Pour en savoir plus, j’ai interrogé Yvonne Genest, présidente de l’association régionale des Pays de la Loire des Cigales. Elle est aussi gérante du club Cigales Emergence, basé en Mayenne.

 

Comment avez-vous découvert les clubs Cigales jusqu’à devenir vous-même gérante d’une Cigales ?

C’est un parcours assez simple. J’étais fonctionnaire d’État et lors de la création d’une Cigales en Haute Mayenne en 2008, je représentais mon sous-préfet, en tant que secrétaire générale, à cette réunion de constitution d’un club. Les élus de Haute Mayenne avaient un projet de structuration ou de mise en place d’une filière énergie bois déchiqueté. Les collectivités voulaient contribuer financièrement. Étant donné que ce type de financement est très encadré, j’avais pour mission de préciser ce qu’il était légalement possible de faire. J’ai découvert les Cigales à cette occasion : je ne savais même pas que cela existait !

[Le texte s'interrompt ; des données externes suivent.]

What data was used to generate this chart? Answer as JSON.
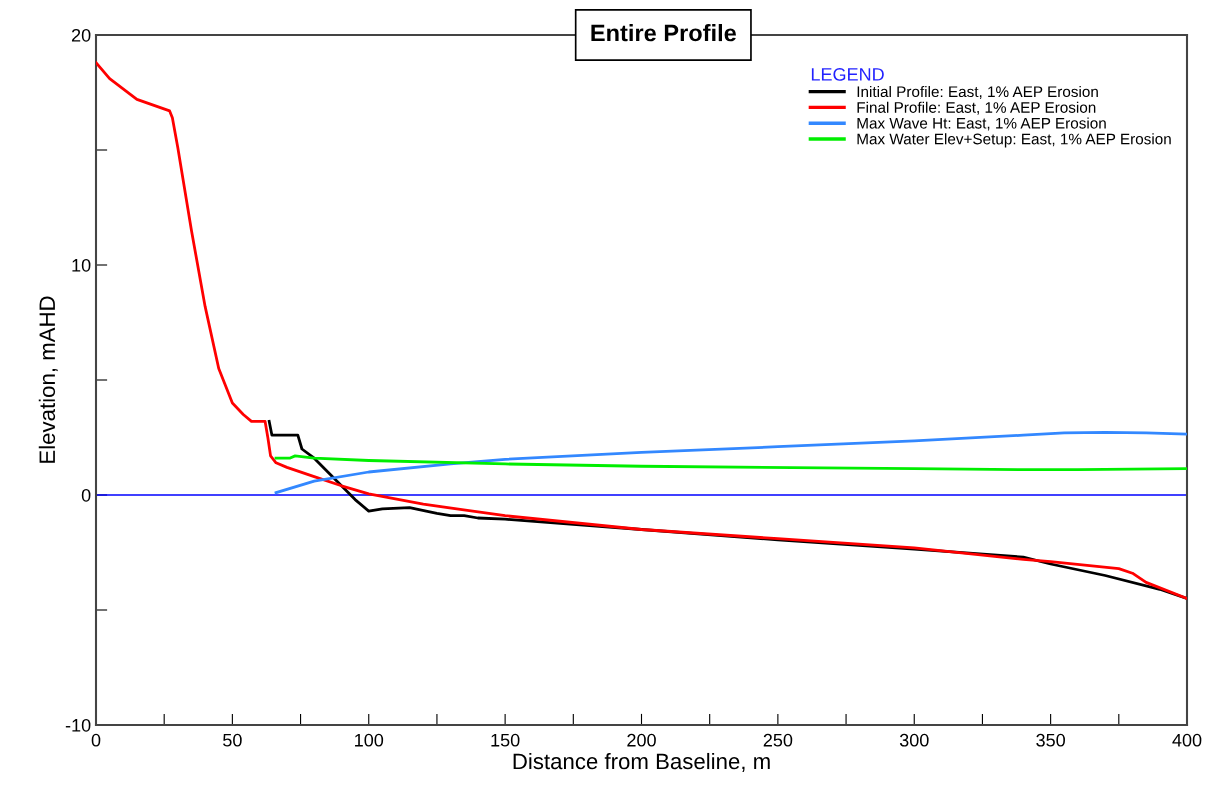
{
  "chart_data": {
    "type": "line",
    "title": "Entire Profile",
    "xlabel": "Distance from Baseline, m",
    "ylabel": "Elevation, mAHD",
    "legend_title": "LEGEND",
    "legend": "top right",
    "grid": false,
    "marker": "none",
    "line_style": "solid",
    "xlim": [
      0,
      400
    ],
    "ylim": [
      -10,
      20
    ],
    "xticks": [
      0,
      {
        "value": 25,
        "label": null
      },
      50,
      {
        "value": 75,
        "label": null
      },
      100,
      {
        "value": 125,
        "label": null
      },
      150,
      {
        "value": 175,
        "label": null
      },
      200,
      {
        "value": 225,
        "label": null
      },
      250,
      {
        "value": 275,
        "label": null
      },
      300,
      {
        "value": 325,
        "label": null
      },
      350,
      {
        "value": 375,
        "label": null
      },
      400
    ],
    "yticks": [
      -10,
      {
        "value": -5,
        "label": null
      },
      0,
      {
        "value": 5,
        "label": null
      },
      10,
      {
        "value": 15,
        "label": null
      },
      20
    ],
    "ref_lines": [
      {
        "axis": "y",
        "value": 0,
        "color": "#0000ff"
      }
    ],
    "series": [
      {
        "name": "Initial Profile: East, 1% AEP Erosion",
        "color": "#000000",
        "x": [
          63.5,
          64.5,
          74,
          75.5,
          80,
          85,
          90,
          95,
          100,
          105,
          115,
          125,
          130,
          135,
          140,
          150,
          200,
          250,
          300,
          340,
          350,
          370,
          390,
          400
        ],
        "values": [
          3.2,
          2.6,
          2.6,
          2.0,
          1.6,
          1.0,
          0.4,
          -0.2,
          -0.7,
          -0.6,
          -0.55,
          -0.8,
          -0.9,
          -0.9,
          -1.0,
          -1.05,
          -1.5,
          -1.95,
          -2.35,
          -2.7,
          -3.0,
          -3.5,
          -4.1,
          -4.5
        ]
      },
      {
        "name": "Final Profile: East, 1% AEP Erosion",
        "color": "#ff0000",
        "x": [
          0,
          5,
          15,
          27,
          28,
          30,
          35,
          40,
          45,
          50,
          54,
          57,
          62,
          63,
          64,
          66,
          70,
          80,
          90,
          100,
          120,
          150,
          200,
          250,
          300,
          340,
          350,
          375,
          380,
          385,
          400
        ],
        "values": [
          18.8,
          18.1,
          17.2,
          16.7,
          16.4,
          15.1,
          11.5,
          8.2,
          5.5,
          4.0,
          3.5,
          3.2,
          3.2,
          2.5,
          1.7,
          1.4,
          1.2,
          0.8,
          0.4,
          0.05,
          -0.4,
          -0.9,
          -1.5,
          -1.9,
          -2.3,
          -2.8,
          -2.9,
          -3.2,
          -3.4,
          -3.8,
          -4.5
        ]
      },
      {
        "name": "Max Wave Ht: East, 1% AEP Erosion",
        "color": "#3388ff",
        "x": [
          66,
          80,
          100,
          130,
          150,
          200,
          250,
          300,
          340,
          355,
          370,
          385,
          400
        ],
        "values": [
          0.1,
          0.6,
          1.0,
          1.35,
          1.55,
          1.85,
          2.1,
          2.35,
          2.6,
          2.7,
          2.72,
          2.7,
          2.65
        ]
      },
      {
        "name": "Max Water Elev+Setup: East, 1% AEP Erosion",
        "color": "#00ee00",
        "x": [
          66,
          71,
          73,
          80,
          100,
          150,
          200,
          300,
          340,
          360,
          400
        ],
        "values": [
          1.6,
          1.6,
          1.7,
          1.6,
          1.5,
          1.35,
          1.25,
          1.15,
          1.1,
          1.1,
          1.15
        ]
      }
    ]
  }
}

Après cette réunion, je suis revenue avec mes notes et j’ai présenté le projet des élus du nord Mayenne qui comprenait la constitution éventuelle d’un Club d’Investisseurs pour Gestion Alternative et Locale de l’Épargne Solidaire. Le sous-préfet ne me croyait qu’à moitié en disant « mais ce n’est pas possible qu’il y ait des particuliers qui mettent la main à leur porte monnaie et qui épargnent ensemble pour un projet économique dont la viabilité n’est pas forcément assurée, avec le risque de perdre leur capital ! »

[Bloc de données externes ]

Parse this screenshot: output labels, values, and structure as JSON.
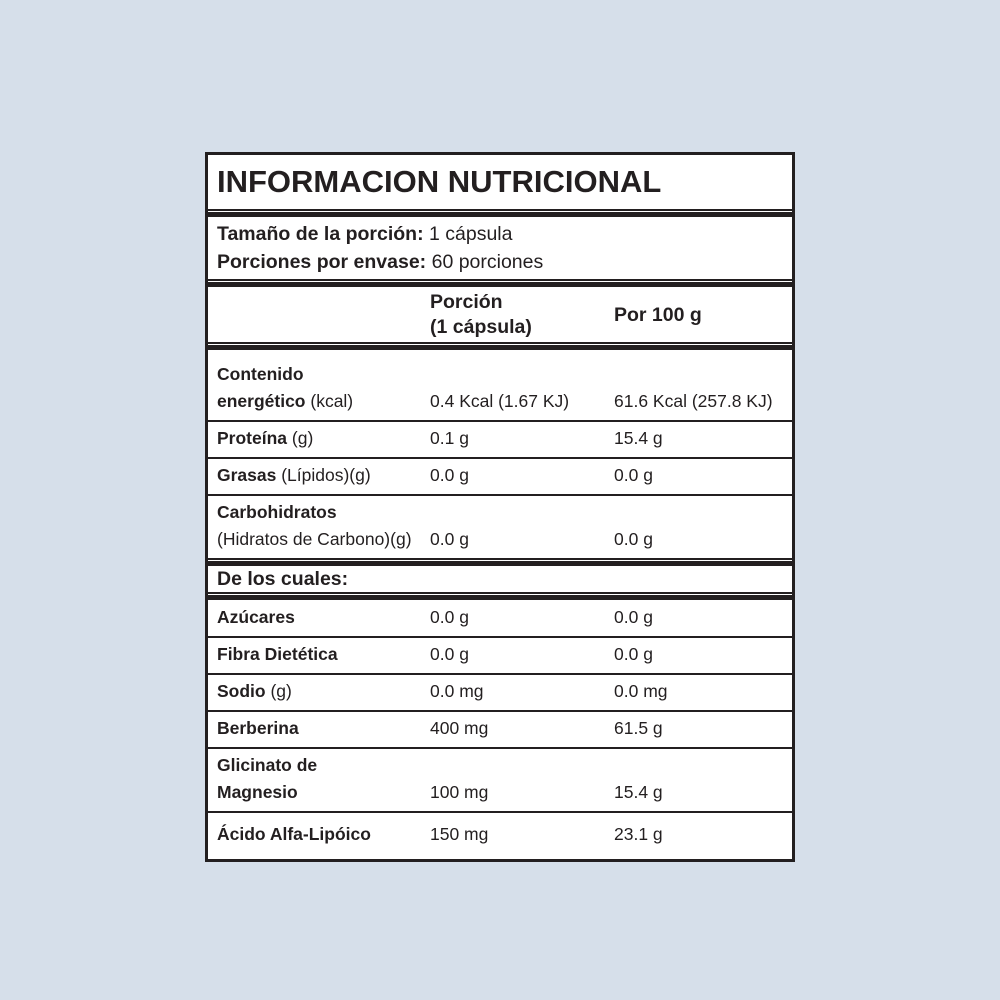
{
  "colors": {
    "page_background": "#d6dfea",
    "panel_background": "#ffffff",
    "ink": "#231f20"
  },
  "panel": {
    "title": "INFORMACION NUTRICIONAL",
    "serving_info": [
      {
        "label": "Tamaño de la porción:",
        "value": "1 cápsula"
      },
      {
        "label": "Porciones por envase:",
        "value": "60 porciones"
      }
    ],
    "column_headers": {
      "per_serving_line1": "Porción",
      "per_serving_line2": "(1 cápsula)",
      "per_100g": "Por 100 g"
    },
    "section_label": "De los cuales:",
    "main_rows": [
      {
        "label_lines": [
          {
            "bold": "Contenido",
            "regular": ""
          },
          {
            "bold": "energético",
            "regular": " (kcal)"
          }
        ],
        "per_serving": "0.4 Kcal (1.67 KJ)",
        "per_100g": "61.6 Kcal (257.8 KJ)"
      },
      {
        "label_lines": [
          {
            "bold": "Proteína",
            "regular": " (g)"
          }
        ],
        "per_serving": "0.1 g",
        "per_100g": "15.4 g"
      },
      {
        "label_lines": [
          {
            "bold": "Grasas",
            "regular": " (Lípidos)(g)"
          }
        ],
        "per_serving": "0.0 g",
        "per_100g": "0.0 g"
      },
      {
        "label_lines": [
          {
            "bold": "Carbohidratos",
            "regular": ""
          },
          {
            "bold": "",
            "regular": "(Hidratos de Carbono)(g)"
          }
        ],
        "per_serving": "0.0 g",
        "per_100g": "0.0 g"
      }
    ],
    "detail_rows": [
      {
        "label_lines": [
          {
            "bold": "Azúcares",
            "regular": ""
          }
        ],
        "per_serving": "0.0 g",
        "per_100g": "0.0 g"
      },
      {
        "label_lines": [
          {
            "bold": "Fibra Dietética",
            "regular": ""
          }
        ],
        "per_serving": "0.0 g",
        "per_100g": "0.0 g"
      },
      {
        "label_lines": [
          {
            "bold": "Sodio",
            "regular": " (g)"
          }
        ],
        "per_serving": "0.0 mg",
        "per_100g": "0.0 mg"
      },
      {
        "label_lines": [
          {
            "bold": "Berberina",
            "regular": ""
          }
        ],
        "per_serving": "400 mg",
        "per_100g": "61.5 g"
      },
      {
        "label_lines": [
          {
            "bold": "Glicinato de",
            "regular": ""
          },
          {
            "bold": "Magnesio",
            "regular": ""
          }
        ],
        "per_serving": "100 mg",
        "per_100g": "15.4 g"
      },
      {
        "label_lines": [
          {
            "bold": "Ácido Alfa-Lipóico",
            "regular": ""
          }
        ],
        "per_serving": "150 mg",
        "per_100g": "23.1 g"
      }
    ]
  }
}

Je me suis alors documentée sur les Cigales et j’ai trouvé le principe très intéressant, à savoir que des citoyens épargnent ensemble et décident ensemble de supporter un projet et de l’aider à se réaliser. Je pensais que seuls existaient les financements classiques par les banques. Je ne connaissais pas les business angels et les clubs d’investisseurs. J’ai découvert un outil très simple, à la portée de tout citoyen.

Étant à quelques mois de la retraite, j’ai souhaité entrer dans le club Cigales qui se créait, Emergence. J’ai décidé non seulement d’y investir de l’argent mais aussi d’y consacrer du temps.

 

Pouvez-vous nous décrire le fonctionnement de votre club Cigale, « Emergence » ?

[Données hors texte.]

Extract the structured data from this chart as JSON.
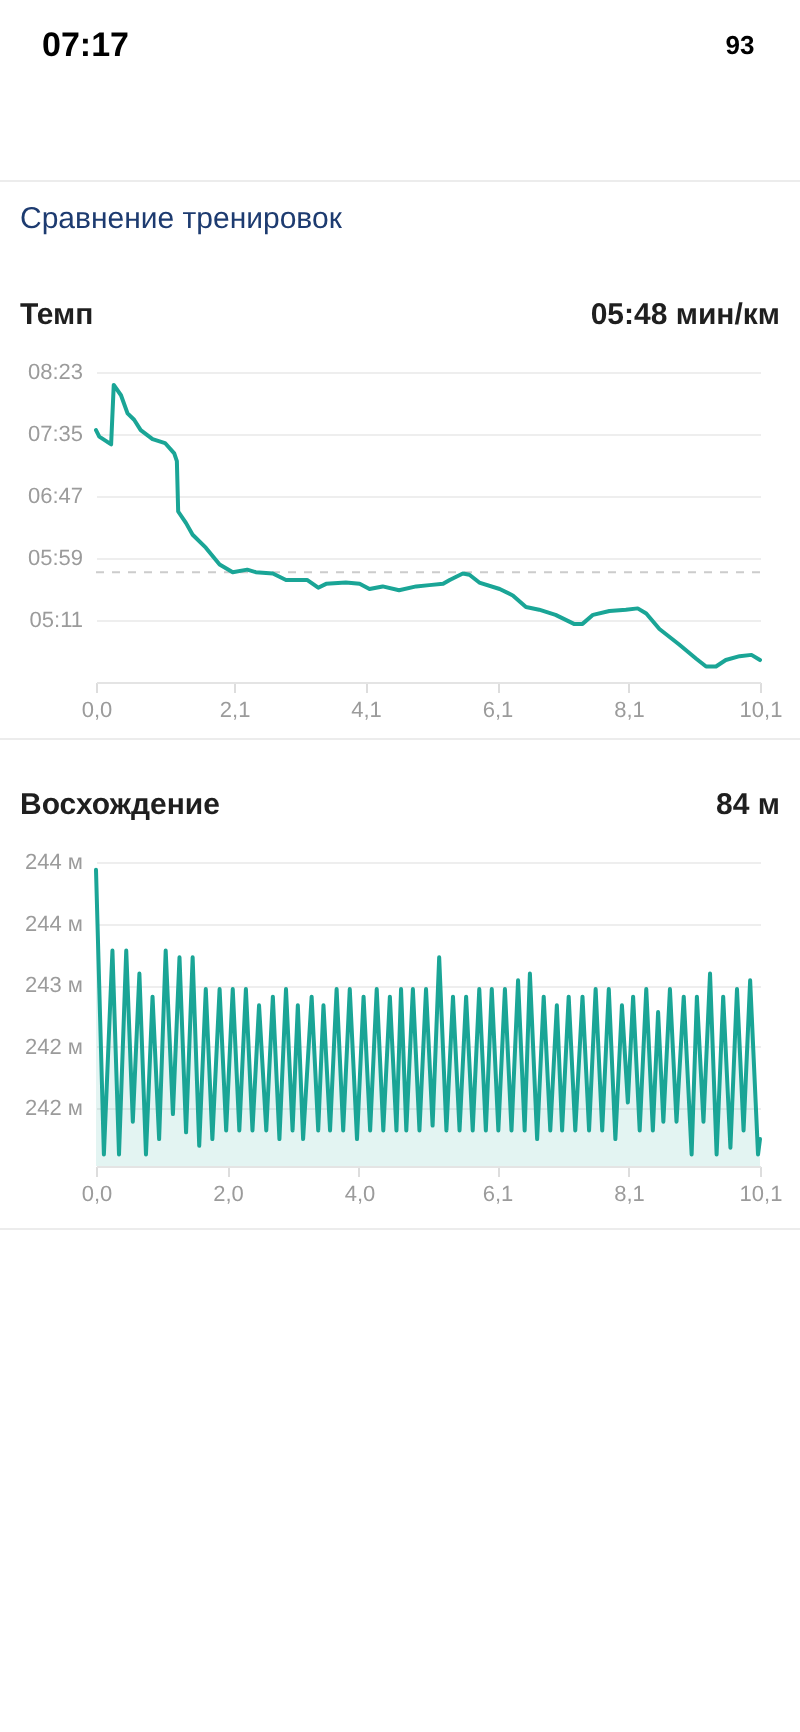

La Cigales Emergence est une des deux situées en Haute Mayenne. Elle comprenait 20 membres à sa création en 2009. Deux membres sont malheureusement décédés depuis. Nous sommes 18 aujourd’hui. Il faut noter que l’effectif est resté stable alors que parfois les personnes se découragent. Le club se crée en principe pour cinq ans renouvelable une fois. On assiste parfois, au bout de trois ou quatre ans, à un certain essoufflement. Dans mon club, ça n’est pas le cas.

Notre Cigales s’est créée autour du projet de création d’une filière énergie bois déchiqueté en haute Mayenne. L’entreprise financée, « Haute Mayenne Bois Énergie », est une société de négoce sous forme de SCIC (Société Coopérative d’Intérêt Collectif). Elle achète le bois déchiqueté aux producteurs, agriculteurs et forestiers, et elle le revend aux propriétaires de chaudières qui utilisent ce combustible.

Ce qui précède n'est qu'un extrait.